Un llamado a la sensibilidad

Autor:

Juan Morales Agüero

Las calles son como lienzos multiformes donde toman lugar —con trazos de brocha gorda o de tierno pincel— los principales matices de la acuarela ciudadana. Todos los perfiles de su gente se fusionan allí con cada amanecer. Uno lo aprecia en el paso presuroso del que marcha al trabajo; en el tozudo pregón del vendedor de viandas; en el rítmico contoneo de las mujeres y… en la ubicua presencia de los deambulantes callejeros.

¡Ah, los deambulantes callejeros! En esta categoría de la compasión procuran hacerse de un lugar algunos pillos que, por su apariencia y su conducta, no deberían ser tenidos como tales. El problema es, a todas luces, de difícil solución. Porque, a pesar de los programas aplicados por las autoridades locales para remediarlo, el saldo no pasa de ser discreto.

Hace unos días atrás, mientras me tomaba un café en un quiosco exterior del hospital tunero Doctor Ernesto Guevara, me puse a observar a una mujer saludable y decorosamente vestida que, con semblante lastimero, pedía limosnas entre la concurrencia. Aparentaba poco más de 60 años de edad y, a juzgar por su manera de conducirse, no parecía tener trastornos mentales.

En unos pocos minutos —los que yo permanecí allí— perdí la cuenta de las personas que se condolieron de ella y le depositaron en la palma de su mano derecha una moneda de a peso (ya pocas cosas valen menos). Cuando no pudo retenerlas todas, la muy astuta se separó del tumulto, contabilizó el saldo, lo echó dentro de un sobre de nailon y retornó a las andadas.

«Todos los días recoge 40 o 50 pesos —me aseguró la vendedora al entregarle la tacita—. Y se pone brava cuando le dan 20 centavos. No, qué va, ¡exige monedas de a peso! Hace poco una mujer le espetó que se pusiera a trabajar. Ella le torció los ojos y le respondió bajito y de manera amenazante: “No se meta en lo que no le importa”».

Les puse el caso de una pícara. Pero quienes más abundan son los desequilibrados mentales. Se trata de un espectáculo triste. A uno le da por pensar: «Bueno, ¿y esa gente no tiene familia?» Hay que tener el alma blindada para no sensibilizarse con estos seres humanos, inhabilitados para autocontrolarse.

Por «fortuna», casi todos son pacíficos e inofensivos. Merodean de un sitio a otro, indiferentes por completo a lo que ocurre en torno suyo, absortos únicamente en sus alucinaciones. Pero otros —los menos— son agresivos, y eso es preocupante. Un discapacitado mental no está en condiciones de medir el alcance de sus actos. Como dijo alguien: «Te mata y no te paga».
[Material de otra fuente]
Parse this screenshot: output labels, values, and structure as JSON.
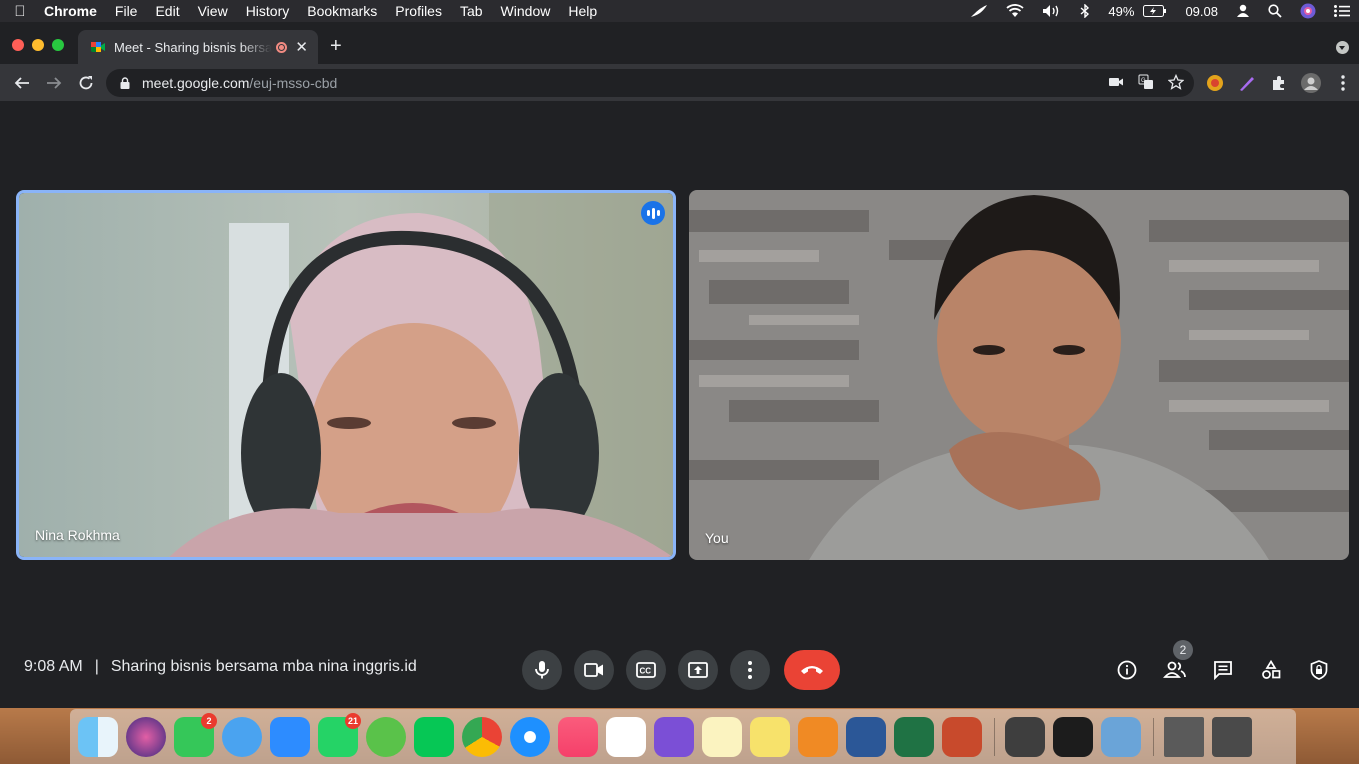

Voy con un ejemplo. Hace un par de años, el ómnibus en el que regresaba a casa desde La Habana se detuvo en un pueblo intermedio para que los viajeros almorzáramos. Hubo uno que optó por comprarle una pizza y un refresco a un vendedor callejero. Iba a guardar el dinero del vuelto cuando un deambulante de mediana edad se le acercó con un cuchillo en la mano. Le dijo, amenazador: «Dame acá un peso, porque si no mira lo que tengo pa’ ti». Y le pasó ante los ojos el arma. ¿Qué hacer? El hombre haló por el bolsillo y se lo dio. A lo mejor era vana fanfarronería del infeliz. Pero, ¿y si no?

Otra situación desagradable escogió por víctima a un amigo. Según me contó, estaba él sentado en un banco en el parque de su ciudad, absorto en la lectura de un libro, cuando sintió que unas manos lo tomaban por detrás, le hacían girar la cabeza y la propietaria le sonaba un beso en plena boca. Se volvió y, horrorizado, vio que la autora del ósculo era nada menos que una deambulante harapienta y maloliente, quien, una vez consumada su «travesura», echó a correr muerta de la risa.

Desde el 2014 existe en Cuba una política de atención a los deambulantes. La aplica un grupo multisectorial, integrado por la Fiscalía, la Policía y el sectorial de Salud, supervisado por la Comisión Provincial de Prevención y Atención Social.

En varias provincias funcionan centros de clasificación y atención a deambulantes. Sus instalaciones los acogen por un período mínimo de 72 horas, durante el cual los higienizan, los someten a exámenes médicos y los evalúan para su posible ingreso en el hospital siquiátrico o el hogar de ancianos.

Lo indignante de estos casos es que, en efecto, casi todas esas personas cuentan con familias. ¿Por qué sus miembros no asumen sus responsabilidades afectivas? ¿Por qué pretenden que el Estado las suplante? Son preguntas que solamente una apelación a las profundidades de la sensibilidad puede responder.